Added pdb_selb to filter by B-factor values
Hi,
I was working on some Alphafold predictions and needed a tool to filter with B-factor and saw #163. So I have written a script called pdb_selb to filter atoms by their B-factor values.
However, as the signs < and > may interfere with shell redirect commands, I have added an option to select the operator that should be used instead of directly writing the operation and the threshold value as the same option.
Also, I have added tests and documentation for pdp_selb. But, as this is my first time contributing to this project please let me know if you have any feedback or improvement ideas!
PS: One more question/comment: the selection should act on a residue basis, meaning by that that full residues should be kept/removed and not only a few atoms per residue. Not an issue for pLDDT, but the B-factors are atom-specific.
I have implemented a new option called filtering_mode to select if the mean (used Python's statistics.fmean instead of sum()/len() for better precision), minimum, or maximum B-factor of a residue should be used to filter residues.

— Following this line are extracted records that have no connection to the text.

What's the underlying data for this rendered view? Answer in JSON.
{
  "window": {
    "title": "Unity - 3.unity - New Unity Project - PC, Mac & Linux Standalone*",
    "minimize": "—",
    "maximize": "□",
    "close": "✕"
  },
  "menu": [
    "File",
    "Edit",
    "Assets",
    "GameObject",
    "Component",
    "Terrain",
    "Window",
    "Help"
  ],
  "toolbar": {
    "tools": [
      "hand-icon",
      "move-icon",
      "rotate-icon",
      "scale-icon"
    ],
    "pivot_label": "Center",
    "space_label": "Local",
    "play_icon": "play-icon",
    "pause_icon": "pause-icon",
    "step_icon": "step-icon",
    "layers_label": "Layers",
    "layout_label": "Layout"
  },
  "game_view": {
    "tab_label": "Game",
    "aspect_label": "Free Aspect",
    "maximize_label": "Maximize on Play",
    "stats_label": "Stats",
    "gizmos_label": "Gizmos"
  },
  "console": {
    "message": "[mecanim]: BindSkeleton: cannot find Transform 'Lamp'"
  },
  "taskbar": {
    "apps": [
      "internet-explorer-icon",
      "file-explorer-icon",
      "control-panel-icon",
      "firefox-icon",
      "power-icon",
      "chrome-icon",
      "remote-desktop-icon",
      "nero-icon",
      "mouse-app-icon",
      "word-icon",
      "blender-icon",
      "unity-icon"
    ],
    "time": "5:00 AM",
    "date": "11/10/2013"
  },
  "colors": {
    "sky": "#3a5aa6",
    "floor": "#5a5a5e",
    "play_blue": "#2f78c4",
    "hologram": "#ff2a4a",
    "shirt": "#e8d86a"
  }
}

While testing, I noticed that the code fails if there are nonconsecutive records for the same residue in a PDB file. The current code assumes the records of a residue should be consecutive and groups consecutive records with the same chain and residue ID to filter it.
We could mitigate this issue by sorting the PDB file using pdb_sort before filtering. Or, as this would also sort already sorted files, we could keep a list of the already processed chain and residue IDs, and if a non-processed record has the same IDs, we could throw an error and then direct the user to sort their PDB file using pdb_sort.
This PR is stale because it has been open 90 days with no activity. Remove stale label or comment or this will be closed in 15 days.
This PR was closed because it has been stalled for 15 days with no activity.